Glue the Vital Pieces
Again, you’re going to want to glue down only the pieces that you want to stay in place. Consider how you might want to collapse or disassemble the cover support system if you don’t really need it. This should give you an idea as to what you can glue and what you can’t.
That said, you’re going to want to glue all of the fittings at one end. This should allow you to take out at least one side of each intersection so you can take down your cover support system whenever you don’t need it.
Try It Out
Now that it’s up and functional, you can try it out with your cover material. Throw on your pontoon boat cover and see how it rests on top of the makeshift support system. You might also want to give it a little push here and a nudge there to see how well it stands up against some movement.
Reinforce any areas that you think might be a little prone to coming undone if put under too much movement from wind or strong rains. In some cases, boat owners choose to create a rectangular base (kind of like a full-on tent structure) of PVC pipes instead of securing the support system to the rails. This gives the entire thing more stability.
If the whole PVC pipe system is a little too elaborate, you can always try a bunch of other hacks. Lots of boat owners have had success with makeshift support systems fashioned out of completely different items they found in stores or at home.
This one’s a clever hack, especially if you want something that really holds up. Some boat owners have used umbrellas to hold up their cover system. Patio umbrellas can impressively create that gentle tent slope. And because there’s the entire umbrella material to support the cover, the chances of creating dips and depressions on the surface becomes significantly decreased.
For larger pontoon boats, you might need up to two umbrellas to sufficiently support your cover. And to keep it in place, you could always just use a standard umbrella base that can sit on your deck to hold up the structure.
Extendable Shower Rods
You can find these at any local hardware store or even at your local Target. The twist lock mechanism essentially keeps the shower rod a designated height, so you won’t have to worry about it slipping down and compressing into a shorter length as you rest the weight of your cover on top.

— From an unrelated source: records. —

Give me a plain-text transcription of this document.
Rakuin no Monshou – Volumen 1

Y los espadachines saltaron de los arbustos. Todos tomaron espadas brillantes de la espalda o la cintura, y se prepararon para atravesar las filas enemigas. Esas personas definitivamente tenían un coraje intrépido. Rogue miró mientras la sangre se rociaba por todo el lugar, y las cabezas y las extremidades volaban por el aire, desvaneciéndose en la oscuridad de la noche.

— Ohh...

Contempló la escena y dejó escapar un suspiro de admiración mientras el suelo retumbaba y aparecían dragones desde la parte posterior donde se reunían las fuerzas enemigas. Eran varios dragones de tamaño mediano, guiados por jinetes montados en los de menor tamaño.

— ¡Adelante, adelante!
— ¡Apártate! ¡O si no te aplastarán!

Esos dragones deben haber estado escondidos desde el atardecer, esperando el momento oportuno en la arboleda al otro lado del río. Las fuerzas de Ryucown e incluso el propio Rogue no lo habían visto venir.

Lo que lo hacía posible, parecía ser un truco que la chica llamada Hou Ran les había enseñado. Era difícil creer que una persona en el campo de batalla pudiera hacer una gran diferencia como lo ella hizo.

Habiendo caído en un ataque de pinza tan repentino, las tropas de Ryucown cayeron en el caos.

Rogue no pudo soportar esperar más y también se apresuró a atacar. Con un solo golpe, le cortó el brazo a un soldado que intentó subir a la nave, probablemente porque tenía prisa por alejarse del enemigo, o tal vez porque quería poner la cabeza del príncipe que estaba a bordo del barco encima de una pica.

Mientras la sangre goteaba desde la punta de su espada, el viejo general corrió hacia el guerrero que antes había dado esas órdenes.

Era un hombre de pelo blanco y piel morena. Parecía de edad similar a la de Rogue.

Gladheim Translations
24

What’s nice about these telescoping shower rods is that they typically come with rubber ends, making them more stable. Plus, they collapse pretty easily into a compact little pole, so you can stick it under your pontoon boat seats for storage without all the fuss.
Any Makeshift Pole
Basically, making your own DIY homemade pontoon boat cover support system involves finding any makeshift pole that you think would hold up your cover properly. Some boat owners have had success by welding a metal pipe to a metal disc of some sort. And others have even resorted to mops or telescoping painting poles.
You can go on Amazon to find any sort of pole with a base, and it should serve the purpose. Multi-purpose telescoping cleaning poles are a promising choice if you want something cheap and effective. Just make sure you protect your flooring by laying down a rubber mat for the pole to stand on. This should also help keep the structure upright and prevent it from slipping around while in storage.
Ready for Winter
No more opening the garage door to a dilapidated pontoon boat cover that’s all scrunched up and dirtied. Pontoon boat cover support systems should solve that. There are tons of options you can try -- from store-bought to makeshift -- and all of them should serve a functional purpose for those cold months in storage. So make sure you try these suggestions and find the perfect support system for your boat so you can sleep sound knowing your boat is properly protected while it’s out of the water.